The Alberta Court of Queen’s Bench (Court) provided much-needed clarity about the role of the Alberta Aboriginal Consultation Office (ACO) and the duty to consult in Alberta in its decision in Athabasca Chipewyan First Nation v. Alberta (ACFN Decision).
The ACFN Decision is one of a series of recent judicial review decisions that stem from questions about the role of the ACO in aboriginal consultation. Decisions have been issued in Métis Nation of Alberta Association and Fort McMurray Local Council 1935 v. Alberta and Fort Chipewyan Métis Nations of Alberta Local #125 v. Alberta on the scope of the ACO’s role relative to consultation with Métis communities.
The ACO was established in 2013 to strengthen the Alberta government’s role in the aboriginal consultation process. The ACO’s main functions are to:
- Develop aboriginal consultation policies
- Provide consultation management services through regulatory processes, including pre-consultation assessments, management and execution of the consultation process, and assessing the adequacy of consultation.
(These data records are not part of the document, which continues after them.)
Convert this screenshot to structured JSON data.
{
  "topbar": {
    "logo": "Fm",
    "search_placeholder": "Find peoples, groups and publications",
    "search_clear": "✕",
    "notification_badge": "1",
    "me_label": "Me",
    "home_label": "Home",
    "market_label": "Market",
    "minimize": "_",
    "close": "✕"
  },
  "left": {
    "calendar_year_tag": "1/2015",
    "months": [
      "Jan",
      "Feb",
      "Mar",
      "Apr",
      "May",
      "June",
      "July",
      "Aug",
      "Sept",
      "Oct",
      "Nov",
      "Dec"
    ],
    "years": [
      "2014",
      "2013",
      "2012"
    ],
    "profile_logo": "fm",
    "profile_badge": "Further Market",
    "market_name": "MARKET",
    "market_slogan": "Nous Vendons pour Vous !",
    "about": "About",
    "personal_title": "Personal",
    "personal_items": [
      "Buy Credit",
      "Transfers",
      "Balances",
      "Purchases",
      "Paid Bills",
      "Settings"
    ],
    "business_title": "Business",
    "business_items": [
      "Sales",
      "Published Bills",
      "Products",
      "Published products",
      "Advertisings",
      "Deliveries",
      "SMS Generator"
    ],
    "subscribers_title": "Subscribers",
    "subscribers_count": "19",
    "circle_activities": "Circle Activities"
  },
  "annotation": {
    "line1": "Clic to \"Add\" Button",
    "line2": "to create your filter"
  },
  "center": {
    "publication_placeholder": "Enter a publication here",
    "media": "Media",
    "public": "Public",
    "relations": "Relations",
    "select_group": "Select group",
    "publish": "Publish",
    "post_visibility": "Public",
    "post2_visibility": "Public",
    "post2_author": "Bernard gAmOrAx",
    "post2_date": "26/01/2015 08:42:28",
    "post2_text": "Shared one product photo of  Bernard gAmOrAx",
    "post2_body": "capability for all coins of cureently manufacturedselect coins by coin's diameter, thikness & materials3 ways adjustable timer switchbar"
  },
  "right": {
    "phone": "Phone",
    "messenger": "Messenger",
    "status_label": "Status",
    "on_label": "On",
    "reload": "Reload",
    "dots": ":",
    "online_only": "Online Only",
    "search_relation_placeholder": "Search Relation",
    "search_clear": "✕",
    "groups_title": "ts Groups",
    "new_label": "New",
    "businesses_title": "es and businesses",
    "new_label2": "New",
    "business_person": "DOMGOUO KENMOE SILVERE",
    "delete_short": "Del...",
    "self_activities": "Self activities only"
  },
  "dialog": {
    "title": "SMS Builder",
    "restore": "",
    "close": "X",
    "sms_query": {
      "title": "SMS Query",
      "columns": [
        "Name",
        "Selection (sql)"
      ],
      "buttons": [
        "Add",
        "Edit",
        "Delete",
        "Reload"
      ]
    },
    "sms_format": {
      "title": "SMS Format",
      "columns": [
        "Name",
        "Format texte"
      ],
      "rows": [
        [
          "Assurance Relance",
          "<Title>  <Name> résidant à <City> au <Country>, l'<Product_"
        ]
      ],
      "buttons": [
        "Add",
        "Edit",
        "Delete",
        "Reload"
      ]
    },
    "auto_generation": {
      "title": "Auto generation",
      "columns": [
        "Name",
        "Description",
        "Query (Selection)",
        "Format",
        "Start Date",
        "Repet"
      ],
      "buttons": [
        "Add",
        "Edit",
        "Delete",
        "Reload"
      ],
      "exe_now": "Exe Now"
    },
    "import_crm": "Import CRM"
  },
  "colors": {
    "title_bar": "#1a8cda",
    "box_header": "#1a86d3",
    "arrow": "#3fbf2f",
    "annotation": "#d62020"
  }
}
The ACO plays an important role in proceedings before the Alberta Energy Regulator (AER), which is expressly limited from assessing the adequacy of Crown consultation.
The ACO was asked to determine which First Nations needed to be consulted about a proposed pipeline project (Project) before the AER. The ACO determined that eight First Nations needed to be consulted, but that consultation did not need to take place with the Athabasca Chipewyan First Nation (ACFN).
Even though the ACO found that a duty to consult was not triggered for the ACFN, the ACFN was granted standing by the AER on the basis that it might be directly and adversely affected. Therefore, the ACFN participated in the regulatory process and was consulted extensively by the Project proponent before ultimately withdrawing from the AER proceeding. The Project was approved by the AER and the ACFN did not seek a review of the AER approval.
The ACFN sought judicial review of the ACO’s decision that it did not need to be consulted, asking for declarations that: (1) the ACO had no authority to decide whether the duty to consult was triggered; (2) the ACO’s decision that there was no duty to consult was incorrect; and (3) the manner in which the ACO made its decision was procedurally unfair. However, the ACFN did not ask that the matter be returned to the ACO, request that the court consider the content of any duty to consult with it or the adequacy of consultation, or challenge the AER’s approval.
Because of the narrow scope of relief requested by the ACFN, Justice K.D. Nixon declined to grant the particular declarations sought. She held that such declarations would have no practical effect and that it would be inappropriate to decide whether the duty to consult was triggered without an analysis of the content of the duty or whether the duty was met.
Justice Nixon did, however, consider the following questions that she characterized as “live controversies” related to the duty to consult analysis:
1. Does the ACO have the authority to determine whether the Crown’s duty to consult is triggered?
The Court confirmed for the first time that the ACO has the authority to decide whether the duty to consult is triggered. The ACFN argued that the ACO could not have the necessary authority because the ACO wasn’t created by statute; however, following previous decisions, the Court determined that formal statutory authority was not required for the ACO to discharge the Crown’s duty to consult.
2. When is a duty to consult triggered?
More specifically, Justice Nixon asked whether the taking up of land in a treaty area is sufficiently adverse conduct so as to trigger the duty to consult and whether the Crown may exclusively rely on the Government of Alberta’s GeoData mapping to determine if the duty is triggered.
The Court found that there is no “duty at large” to consult when development is proposed in treaty territory. A fact-based analysis must be undertaken and, if the taking up may adversely impact the exercise of treaty rights, a duty to consult arises; if not, the duty to consult is not engaged.
The Court further found that the legal test set out in Haida Nation v. British Columbia, and Rio Tinto Alcan Inc. v. Carrier Sekani Tribal Council, as applied to the facts of each case, determines whether the duty to consult has been triggered. As acknowledged by the Crown, consultation mapping is only one tool that might assist in this analysis.
3. Is procedural fairness engaged when the Crown (as manifested in the ACO in this case) decides if a duty to consult is triggered?
Procedural fairness is engaged in the determination of whether the duty to consult is triggered. Relative to the ACO, procedural fairness requires communication between the ACO and the Aboriginal group in question so that the Aboriginal group has a meaningful opportunity to present evidence that is fully and fairly considered. The scope of procedural fairness will depend on the circumstances, but in this case, the Court held that it should have included notice to the ACFN, disclosure of the procedure and evidence required, and reasons for the decision.
The ACFN Decision provides answers to some of the questions that have faced the ACO since it was created. Key among these is whether the ACO even has the authority to fulfil a crucial aspect of its role in consultation on behalf of the Crown.
Challenges involving ACO decisions will be assessed in the context of the facts and the questions at issue. For questions regarding whether a duty to consult is triggered, this will include a consideration of whether the process in arriving at the ACO’s determination was fair.